“But I do not wish to leave you. Should I be taken from this isle, and know that you were left here alone, to die, I should never be happy again.”
The Hawaiian maid, who had crept up whilst her lover was speaking, heard all that Waylao said, and was deeply touched. But they both quickly responded as though with one voice: “We must not allow you to sacrifice your life for our sake; we are sure to die, then it will be you who will be left here alone.” Without saying another word, the chief went out to the palm-tree that grew on the most distant point of the promontory, climbed the highest tree and fixed old Mrs Matafa’s knitted shawl on the topmost bough. There it waved, flying to the breeze of that silent sea, the token of Mrs Matafa’s kindness, flapping violently as its knitted folds called to the illimitable sky-lines for help.
Waylao was too wretched to resist the wishes of the lepers. She knew that the terrors of death were upon the beautiful Hawaiian maid Aiola, for only the night before she had heard the maid say, as she clung to the chief: “We must die! We must die, O Le Haiwa-oe! Promise that I am dead ere mine eyes are dull!” And the chief promised.
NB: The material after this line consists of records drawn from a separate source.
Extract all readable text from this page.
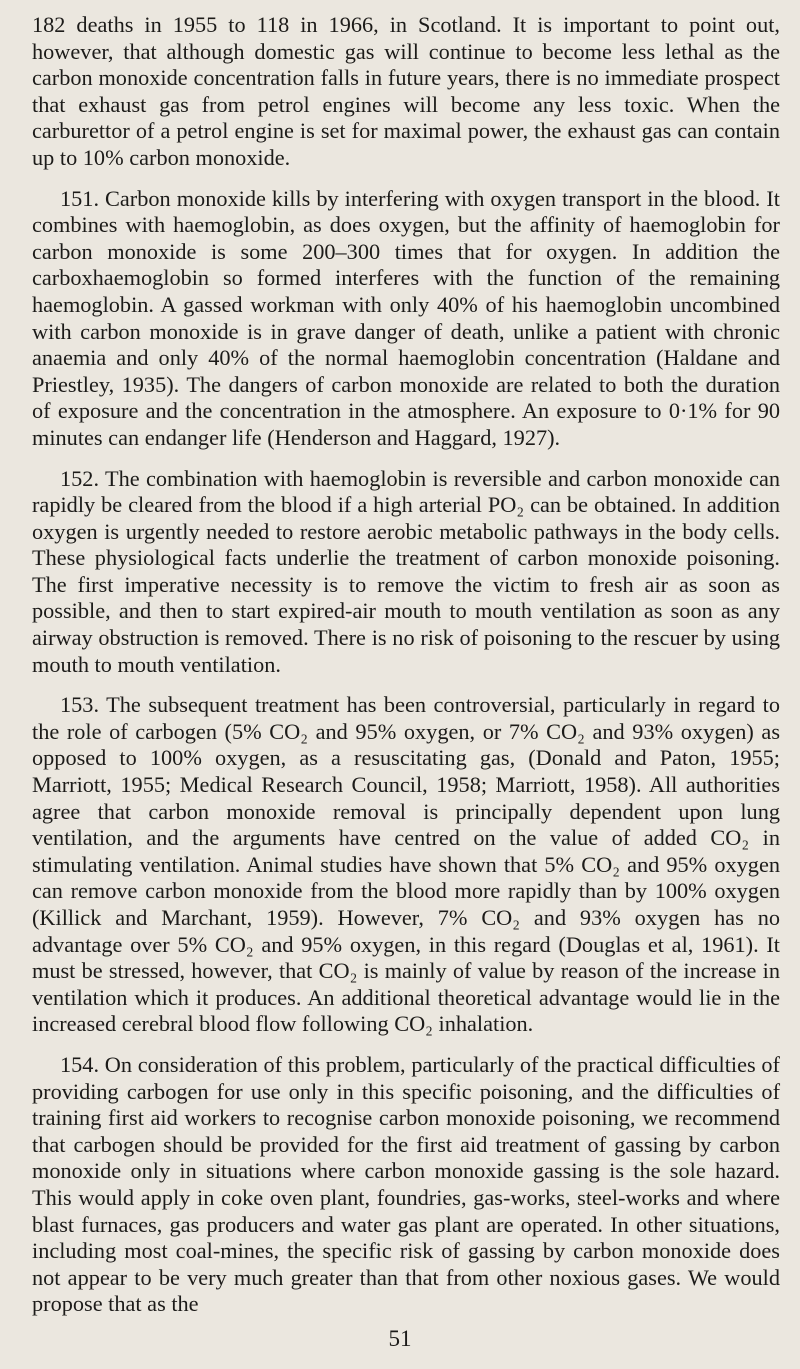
182 deaths in 1955 to 118 in 1966, in Scotland. It is important to point out, however, that although domestic gas will continue to become less lethal as the carbon monoxide concentration falls in future years, there is no immediate prospect that exhaust gas from petrol engines will become any less toxic. When the carburettor of a petrol engine is set for maximal power, the exhaust gas can contain up to 10% carbon monoxide.

151. Carbon monoxide kills by interfering with oxygen transport in the blood. It combines with haemoglobin, as does oxygen, but the affinity of haemoglobin for carbon monoxide is some 200–300 times that for oxygen. In addition the carboxhaemoglobin so formed interferes with the function of the remaining haemoglobin. A gassed workman with only 40% of his haemoglobin uncombined with carbon monoxide is in grave danger of death, unlike a patient with chronic anaemia and only 40% of the normal haemoglobin concentration (Haldane and Priestley, 1935). The dangers of carbon monoxide are related to both the duration of exposure and the concentration in the atmosphere. An exposure to 0·1% for 90 minutes can endanger life (Henderson and Haggard, 1927).

152. The combination with haemoglobin is reversible and carbon monoxide can rapidly be cleared from the blood if a high arterial PO₂ can be obtained. In addition oxygen is urgently needed to restore aerobic metabolic pathways in the body cells. These physiological facts underlie the treatment of carbon monoxide poisoning. The first imperative necessity is to remove the victim to fresh air as soon as possible, and then to start expired-air mouth to mouth ventilation as soon as any airway obstruction is removed. There is no risk of poisoning to the rescuer by using mouth to mouth ventilation.

153. The subsequent treatment has been controversial, particularly in regard to the role of carbogen (5% CO₂ and 95% oxygen, or 7% CO₂ and 93% oxygen) as opposed to 100% oxygen, as a resuscitating gas, (Donald and Paton, 1955; Marriott, 1955; Medical Research Council, 1958; Marriott, 1958). All authorities agree that carbon monoxide removal is principally dependent upon lung ventilation, and the arguments have centred on the value of added CO₂ in stimulating ventilation. Animal studies have shown that 5% CO₂ and 95% oxygen can remove carbon monoxide from the blood more rapidly than by 100% oxygen (Killick and Marchant, 1959). However, 7% CO₂ and 93% oxygen has no advantage over 5% CO₂ and 95% oxygen, in this regard (Douglas et al, 1961). It must be stressed, however, that CO₂ is mainly of value by reason of the increase in ventilation which it produces. An additional theoretical advantage would lie in the increased cerebral blood flow following CO₂ inhalation.

154. On consideration of this problem, particularly of the practical difficulties of providing carbogen for use only in this specific poisoning, and the difficulties of training first aid workers to recognise carbon monoxide poisoning, we recommend that carbogen should be provided for the first aid treatment of gassing by carbon monoxide only in situations where carbon monoxide gassing is the sole hazard. This would apply in coke oven plant, foundries, gas-works, steel-works and where blast furnaces, gas producers and water gas plant are operated. In other situations, including most coal-mines, the specific risk of gassing by carbon monoxide does not appear to be very much greater than that from other noxious gases. We would propose that as the

51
“Beloved,” he said, “your eyes are still beautiful.” But as he gazed his heart was stricken with anguish. For the terrible sight was there before his gaze: the maid’s eyes were bulged and shining like glass in consequence of the terrible scourge.
They made Waylao sleep alone. “You will surely catch the leprosy if you sleep near us,” they said. So as the wind blew through the coco-palms all night, and the waves tossed up the shore, Waylao tossed sleeplessly. She could hear the Hawaiian girl moaning through the night in her sleep: “O my beloved, kill me! Kill me! My eyes! My eyes!”
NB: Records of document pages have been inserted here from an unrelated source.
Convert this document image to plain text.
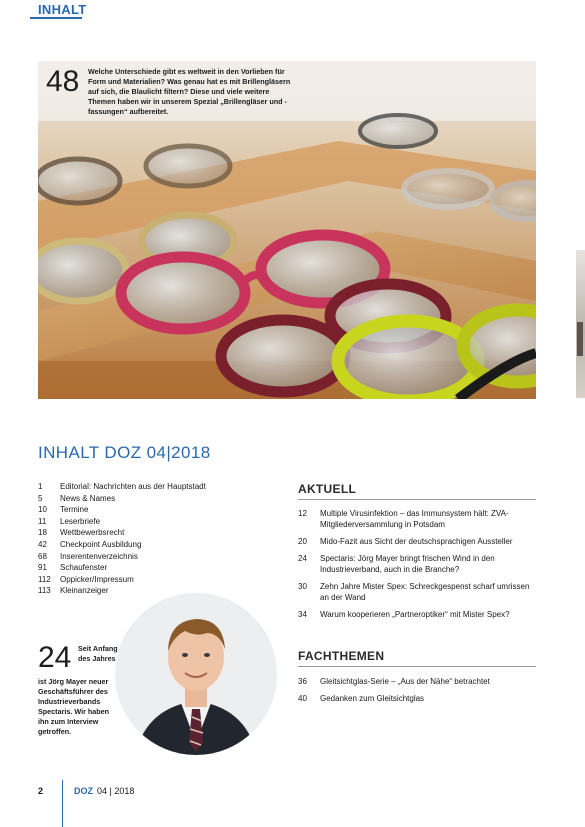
INHALT
48 Welche Unterschiede gibt es weltweit in den Vorlieben für Form und Materialien? Was genau hat es mit Brillengläsern auf sich, die Blaulicht filtern? Diese und viele weitere Themen haben wir in unserem Spezial „Brillengläser und -fassungen“ aufbereitet.
INHALT DOZ 04|2018
1 Editorial: Nachrichten aus der Hauptstadt
5 News & Names
10 Termine
11 Leserbriefe
18 Wettbewerbsrecht
42 Checkpoint Ausbildung
68 Inserentenverzeichnis
91 Schaufenster
112 Oppicker/Impressum
113 Kleinanzeiger
AKTUELL
12	Multiple Virusinfektion – das Immunsystem hält: ZVA-Mitgliederversammlung in Potsdam
20	Mido-Fazit aus Sicht der deutschsprachigen Aussteller
24	Spectaris: Jörg Mayer bringt frischen Wind in den Industrieverband, auch in die Branche?
30	Zehn Jahre Mister Spex: Schreckgespenst scharf umrissen an der Wand
34	Warum kooperieren „Partneroptiker“ mit Mister Spex?
FACHTHEMEN
36	Gleitsichtglas-Serie – „Aus der Nähe“ betrachtet
40	Gedanken zum Gleitsichtglas
24 Seit Anfang des Jahres
ist Jörg Mayer neuer Geschäftsführer des Industrieverbands Spectaris. Wir haben ihn zum Interview getroffen.
2	DOZ 04 | 2018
Next day, when Waylao thought she was unobserved, she crept out to the edge of the promontory. There was no wind. The sea was like a mighty sheet of glass. Only one or two waves, at long intervals, crept in from the swell, to break sparkling on the sun-lit sand.
In a few seconds she had tied a large bit of rock coral on to the string that she held secretly in her hand. This string she tied again to her waist, then, with a prayer on her lips, she dived noiselessly into the deep, clear water—and disappeared in the depths.
The Hawaiian chief by the merest chance saw Waylao’s head disappear beneath the calm surface. He rushed out to the promontory’s edge and tried to locate the spot where the girl had sunk. As the ripples widened, he peered below the glassy surface and distinctly saw Waylao’s figure as it lay on the sandy bottom. Her uplifted face and swaying limbs were as visible as though she were lying encased in a mirror. Even the lump of coral that she had tied to her waist was visible; he saw her dying efforts to dislodge the string from her body. In a moment he had dived, clutched the girl and brought her to the surface—coral and all. “Waylao, you would leave us alone to sorrow over your death. Have we not sorrowed enough?”
So did he speak as Waylao opened her eyes and gazed into those of her rescuer.
“Forgive me, I longed to die,” she cried, as Aiola, the Hawaiian girl, opened her bodice to chafe her breast.